The senescence-accelerated mouse prone 8 (SAMP8) mouse model is a useful model for investigating the fundamental mechanisms involved in the age-related learning and memory deficits of Alzheimer’s disease (AD), while the SAM/resistant 1 (SAMR1) mouse model shows normal features. Recent evidence has shown that long non-coding RNAs (lncRNAs) may play an important role in AD pathogenesis. However, a comprehensive and systematic understanding of the function of AD-related lncRNAs and their associated nearby coding genes in AD is still lacking. In this study, we collected the hippocampus, the main area of AD pathological processes, of SAMP8 and SAMR1 animals and performed microarray analysis to identify aberrantly expressed lncRNAs and their associated nearby coding genes, which may contribute to AD pathogenesis. We identified 3,112 differentially expressed lncRNAs and 3,191 differentially expressed mRNAs in SAMP8 mice compared to SAMR1 mice. More than 70% of the deregulated lncRNAs were intergenic and exon sense-overlapping lncRNAs. Gene Ontology (GO) and pathway analyses of the AD-related transcripts were also performed and are described in detail, which imply that metabolic process reprograming was likely related to AD. Furthermore, six lncRNAs and six mRNAs were selected for further validation of the microarray results using quantitative PCR, and the results were consistent with the findings from the microarray.
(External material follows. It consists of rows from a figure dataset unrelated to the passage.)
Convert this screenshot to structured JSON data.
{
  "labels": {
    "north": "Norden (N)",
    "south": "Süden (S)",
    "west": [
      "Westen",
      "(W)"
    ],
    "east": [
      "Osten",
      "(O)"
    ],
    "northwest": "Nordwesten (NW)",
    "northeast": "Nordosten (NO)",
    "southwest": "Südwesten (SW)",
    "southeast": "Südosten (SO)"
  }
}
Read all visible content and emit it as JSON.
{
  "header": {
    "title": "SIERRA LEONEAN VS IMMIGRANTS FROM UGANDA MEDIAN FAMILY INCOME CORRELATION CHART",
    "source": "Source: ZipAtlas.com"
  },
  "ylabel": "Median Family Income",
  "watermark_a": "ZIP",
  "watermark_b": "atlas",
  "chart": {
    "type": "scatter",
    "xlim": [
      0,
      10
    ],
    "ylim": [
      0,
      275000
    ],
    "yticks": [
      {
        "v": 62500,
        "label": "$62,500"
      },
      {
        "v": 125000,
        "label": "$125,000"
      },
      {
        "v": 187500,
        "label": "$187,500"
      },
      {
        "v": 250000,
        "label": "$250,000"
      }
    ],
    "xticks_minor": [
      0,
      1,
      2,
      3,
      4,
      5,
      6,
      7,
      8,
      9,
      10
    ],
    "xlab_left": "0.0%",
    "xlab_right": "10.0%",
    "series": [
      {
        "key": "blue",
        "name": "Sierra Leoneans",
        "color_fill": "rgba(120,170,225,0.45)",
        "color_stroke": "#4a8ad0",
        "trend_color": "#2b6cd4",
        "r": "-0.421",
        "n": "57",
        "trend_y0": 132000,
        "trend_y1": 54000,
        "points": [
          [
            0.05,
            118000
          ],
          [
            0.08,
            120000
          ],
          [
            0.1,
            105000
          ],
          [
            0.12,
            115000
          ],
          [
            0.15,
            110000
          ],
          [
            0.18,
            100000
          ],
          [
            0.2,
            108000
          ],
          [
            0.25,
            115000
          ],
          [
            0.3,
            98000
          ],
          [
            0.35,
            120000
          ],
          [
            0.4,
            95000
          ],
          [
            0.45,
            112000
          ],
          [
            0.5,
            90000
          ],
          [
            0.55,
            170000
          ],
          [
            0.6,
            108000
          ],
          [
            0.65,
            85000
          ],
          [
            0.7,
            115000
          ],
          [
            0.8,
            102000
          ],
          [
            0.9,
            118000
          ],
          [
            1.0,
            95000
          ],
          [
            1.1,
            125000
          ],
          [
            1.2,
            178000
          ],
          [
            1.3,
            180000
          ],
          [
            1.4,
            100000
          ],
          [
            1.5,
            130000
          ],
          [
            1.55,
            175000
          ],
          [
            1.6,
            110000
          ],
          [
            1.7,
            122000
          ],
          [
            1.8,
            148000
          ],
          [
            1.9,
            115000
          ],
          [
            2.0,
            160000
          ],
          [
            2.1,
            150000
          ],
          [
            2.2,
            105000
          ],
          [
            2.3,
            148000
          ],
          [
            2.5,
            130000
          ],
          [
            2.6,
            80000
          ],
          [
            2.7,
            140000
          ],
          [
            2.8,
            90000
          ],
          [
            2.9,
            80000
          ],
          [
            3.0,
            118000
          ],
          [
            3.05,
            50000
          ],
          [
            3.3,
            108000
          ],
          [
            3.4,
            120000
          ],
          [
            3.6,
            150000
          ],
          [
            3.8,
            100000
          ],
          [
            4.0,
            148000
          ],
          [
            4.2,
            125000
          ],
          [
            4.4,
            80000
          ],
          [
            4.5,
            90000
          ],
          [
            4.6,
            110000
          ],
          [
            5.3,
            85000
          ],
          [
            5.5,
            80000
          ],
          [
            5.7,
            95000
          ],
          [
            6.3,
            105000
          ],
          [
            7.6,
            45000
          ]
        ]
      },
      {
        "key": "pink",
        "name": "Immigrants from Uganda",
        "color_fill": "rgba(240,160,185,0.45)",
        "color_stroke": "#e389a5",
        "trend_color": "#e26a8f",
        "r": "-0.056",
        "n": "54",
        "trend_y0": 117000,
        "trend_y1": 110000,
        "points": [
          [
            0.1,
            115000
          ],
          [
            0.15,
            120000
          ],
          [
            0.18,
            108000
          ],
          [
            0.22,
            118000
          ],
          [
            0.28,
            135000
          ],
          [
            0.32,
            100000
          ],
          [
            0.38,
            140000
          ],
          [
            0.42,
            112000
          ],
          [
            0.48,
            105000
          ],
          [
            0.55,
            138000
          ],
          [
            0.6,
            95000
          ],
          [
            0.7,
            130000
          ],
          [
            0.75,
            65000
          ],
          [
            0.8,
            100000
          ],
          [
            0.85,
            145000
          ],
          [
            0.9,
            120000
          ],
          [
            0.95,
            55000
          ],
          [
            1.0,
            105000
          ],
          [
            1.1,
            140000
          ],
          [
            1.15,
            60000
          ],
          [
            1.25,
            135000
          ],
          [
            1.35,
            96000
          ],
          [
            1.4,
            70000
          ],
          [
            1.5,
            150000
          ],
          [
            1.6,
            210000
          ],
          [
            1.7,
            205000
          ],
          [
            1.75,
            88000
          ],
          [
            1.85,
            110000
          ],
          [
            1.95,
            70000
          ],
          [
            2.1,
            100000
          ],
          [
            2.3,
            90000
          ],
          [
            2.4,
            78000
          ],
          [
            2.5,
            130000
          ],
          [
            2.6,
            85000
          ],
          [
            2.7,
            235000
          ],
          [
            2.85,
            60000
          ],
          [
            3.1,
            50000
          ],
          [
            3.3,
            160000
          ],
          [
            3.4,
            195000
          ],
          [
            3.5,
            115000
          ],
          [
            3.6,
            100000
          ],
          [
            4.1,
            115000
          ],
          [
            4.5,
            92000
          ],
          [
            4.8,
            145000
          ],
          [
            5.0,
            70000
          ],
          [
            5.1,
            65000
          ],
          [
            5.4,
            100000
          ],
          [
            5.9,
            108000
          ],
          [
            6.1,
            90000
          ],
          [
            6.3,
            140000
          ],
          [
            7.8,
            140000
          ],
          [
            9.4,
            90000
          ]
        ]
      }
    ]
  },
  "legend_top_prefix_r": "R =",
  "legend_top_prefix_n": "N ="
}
Moreover, we analyzed 780 lincRNAs (also called long “intergenic” non-coding RNAs) and their associated nearby coding genes. Among these lincRNAs, AK158400 had the most genes nearby (n = 13), all of which belonged to the histone cluster 1 family, suggesting regulation of the nucleosome structure of the chromosomal fiber by affecting nearby genes during AD progression. In addition, we also identified 97 aberrant antisense lncRNAs and their associated coding genes. It is likely that these dysregulated lncRNAs and their associated nearby coding genes play a role in the development and/or progression of AD.

衰老加速小鼠倾向于8（SAMP8）小鼠模型是用于研究与老年痴呆症（AD）的年龄相关的学习和记忆缺陷有关的基本机制的有用模型，而SAM /耐药1（SAMR1）小鼠模型显示正常功能。最近的证据表明，长的非编码RNA（lncRNA）可能在AD发病机理中起重要作用。然而，仍缺乏对AD相关lncRNAs及其相关的邻近编码基因在AD中的功能的全面和系统的理解。在这项研究中，我们收集了海马，SAMP8和SAMR1动物的AD病理过程的主要区域，并进行了微阵列分析，以鉴定异常表达的lncRNA及其相关的附近编码基因，这可能有助于AD发病。我们确定了3 与SAMR1小鼠相比，SAMP8小鼠中有112个差异表达的lncRNA和3191个差异表达的mRNA。超过70％的失调lncRNA是基因间和外显子有义重叠的lncRNA。还进行了基因本体论（GO）和AD相关转录本的途径分析，并进行了详细描述，这表明代谢过程重编程可能与AD有关。此外，使用定量PCR选择了六个lncRNA和六个mRNA用于进一步验证微阵列结果，结果与微阵列的发现相符。此外，我们分析了780个lincRNA（也称为长的“基因间”非编码RNA）及其相关的附近编码基因。在这些lincRNA中，AK158400附近的基因最多（n = 13），所有基因都属于组蛋白簇1家族，提示通过在AD进展过程中影响附近的基因来调节染色体纤维的核小体结构。此外，我们还鉴定了97个反义lncRNA及其相关的编码基因。这些失调的lncRNA及其相关的附近编码基因可能在AD的发展和/或进程中起作用。